Parce qu'elle refuse de l'écouter, Elyssa se fait gronder par Jason, sous le regard affaibli de Julie. Afin de dépenser moins, Julie et Jason avaient déménagé dans un endroit reculé, sans eau courante ni électricité à environ 30 km de la ville la plus proche. Alaska, 2010 - Darcy Padilla

C’est une autre relation que livre Sara Lewkowicz. En couleur. Mais dans l’effroi. La relation de Shane et Maggie. Le premier, taulard assidu, gavé de démons et d’addictions. La seconde subissant. Les mots, puis les coups. Photographiés, ce sont d’abord des rapports conflictuels avec le premier rejeton de Shane, qui s’effritent avec elle sous le poids de la précarité financière, l’absence de boulot. La colère succédant à la tendresse, précédant les coups, drus, dans l’enchevêtrement des traumatismes. Aux confins des torgnoles, Maggie a refait sa vie ailleurs – en Alaska, auprès du père de ses enfants, militaire, engagé dans le conflit afghan. Shane est peut-être bien retourné en prison depuis. Qui sait ?
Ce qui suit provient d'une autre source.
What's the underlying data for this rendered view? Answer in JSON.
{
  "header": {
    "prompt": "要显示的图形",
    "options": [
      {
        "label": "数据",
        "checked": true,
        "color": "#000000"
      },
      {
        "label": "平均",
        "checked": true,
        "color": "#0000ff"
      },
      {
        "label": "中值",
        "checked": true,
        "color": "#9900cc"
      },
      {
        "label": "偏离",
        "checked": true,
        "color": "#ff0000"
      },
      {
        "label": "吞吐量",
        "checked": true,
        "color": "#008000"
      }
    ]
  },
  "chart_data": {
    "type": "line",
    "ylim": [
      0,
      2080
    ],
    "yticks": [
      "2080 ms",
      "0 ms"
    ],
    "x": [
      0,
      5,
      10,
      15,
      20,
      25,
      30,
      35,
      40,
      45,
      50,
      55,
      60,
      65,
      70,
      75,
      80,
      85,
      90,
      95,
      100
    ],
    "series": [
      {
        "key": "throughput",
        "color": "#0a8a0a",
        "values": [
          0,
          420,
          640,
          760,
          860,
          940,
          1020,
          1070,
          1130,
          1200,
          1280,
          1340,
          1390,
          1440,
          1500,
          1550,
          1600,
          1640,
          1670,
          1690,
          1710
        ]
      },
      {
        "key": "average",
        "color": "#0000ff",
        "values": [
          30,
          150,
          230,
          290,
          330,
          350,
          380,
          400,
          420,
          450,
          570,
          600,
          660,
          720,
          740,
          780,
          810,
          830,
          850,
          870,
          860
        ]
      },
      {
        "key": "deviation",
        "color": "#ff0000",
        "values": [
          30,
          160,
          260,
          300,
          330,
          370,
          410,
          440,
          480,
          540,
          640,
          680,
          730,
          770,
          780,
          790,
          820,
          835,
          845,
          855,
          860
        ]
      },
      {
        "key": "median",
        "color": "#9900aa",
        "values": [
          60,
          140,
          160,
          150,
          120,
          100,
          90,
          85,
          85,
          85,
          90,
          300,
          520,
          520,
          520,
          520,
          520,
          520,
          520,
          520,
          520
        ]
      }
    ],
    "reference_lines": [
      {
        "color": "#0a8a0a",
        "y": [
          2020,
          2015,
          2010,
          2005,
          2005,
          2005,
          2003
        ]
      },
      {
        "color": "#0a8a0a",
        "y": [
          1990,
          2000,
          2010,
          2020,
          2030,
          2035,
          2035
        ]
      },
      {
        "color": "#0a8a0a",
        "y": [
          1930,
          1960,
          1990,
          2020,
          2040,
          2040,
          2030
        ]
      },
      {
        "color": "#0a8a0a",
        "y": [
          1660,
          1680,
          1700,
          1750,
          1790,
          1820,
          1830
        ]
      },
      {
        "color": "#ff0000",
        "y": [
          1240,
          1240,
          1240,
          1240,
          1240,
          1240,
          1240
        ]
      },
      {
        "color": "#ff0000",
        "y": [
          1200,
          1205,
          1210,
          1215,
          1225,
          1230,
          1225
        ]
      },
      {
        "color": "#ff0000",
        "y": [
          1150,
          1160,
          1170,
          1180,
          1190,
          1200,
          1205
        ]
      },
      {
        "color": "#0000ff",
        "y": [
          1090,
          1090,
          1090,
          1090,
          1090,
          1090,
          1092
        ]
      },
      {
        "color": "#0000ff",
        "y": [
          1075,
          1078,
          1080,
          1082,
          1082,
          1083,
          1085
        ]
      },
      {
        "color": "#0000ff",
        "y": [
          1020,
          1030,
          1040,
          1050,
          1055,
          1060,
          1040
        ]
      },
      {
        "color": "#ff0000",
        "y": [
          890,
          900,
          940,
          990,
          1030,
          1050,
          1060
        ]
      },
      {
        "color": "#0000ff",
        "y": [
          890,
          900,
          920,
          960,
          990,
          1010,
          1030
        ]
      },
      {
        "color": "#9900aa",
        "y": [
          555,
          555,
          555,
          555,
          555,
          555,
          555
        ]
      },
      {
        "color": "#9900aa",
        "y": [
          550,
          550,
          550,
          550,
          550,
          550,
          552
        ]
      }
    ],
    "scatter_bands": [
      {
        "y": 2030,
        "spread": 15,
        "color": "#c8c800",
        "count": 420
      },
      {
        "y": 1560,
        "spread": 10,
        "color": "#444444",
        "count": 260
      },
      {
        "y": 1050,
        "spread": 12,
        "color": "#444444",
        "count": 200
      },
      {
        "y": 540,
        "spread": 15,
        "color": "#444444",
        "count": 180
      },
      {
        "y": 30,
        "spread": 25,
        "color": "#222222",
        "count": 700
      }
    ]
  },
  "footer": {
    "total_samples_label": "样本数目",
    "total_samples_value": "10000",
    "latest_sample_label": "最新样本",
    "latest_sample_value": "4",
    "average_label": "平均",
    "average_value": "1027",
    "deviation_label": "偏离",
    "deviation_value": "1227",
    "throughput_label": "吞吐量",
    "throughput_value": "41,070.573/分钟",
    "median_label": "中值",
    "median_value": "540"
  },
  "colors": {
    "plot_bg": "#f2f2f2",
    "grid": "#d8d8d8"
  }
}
Shane continue de crier après Maggie alors que Menphis se faufile entre eux. La petite fille s'est arrêtée de p leurer et essaye de réconforter sa mère en larmes. - Sara Lewkowicz

Ainsi témoin de bout en bout d’une relation, Sara Lewkowicz aborde la violence domestique, dit-elle, « comme un processus qui consiste à manipuler et à détruire peu à peu la victime, et non comme un acte isolé » . Le propos est louable, assurément. Ses images sont au plus près des corps. Au plus près de la dérouille. Reste une question : que fait-elle quand pleuvent les beignes, tombent les coups ? Darcy Padilla prenait une distance avec le sujet qu’on ne voit pas ici. Que fait-elle quand elle assiste à l’arrivée d’une brigade de policiers ? Où se place l’objectif ? A quoi sert-il ? Le témoignage peut-il se contenter de la seule intervention de l’objectif ?, d’un cadre resserré ? A quel prix ? Le reportage n’y répond pas.

{Sara Lewkowicz}, Visa pour l’image (au Couvent Sainte Claire), Perpignan, jusqu’au 15 septembre (20 septembre pour les groupes scolaires).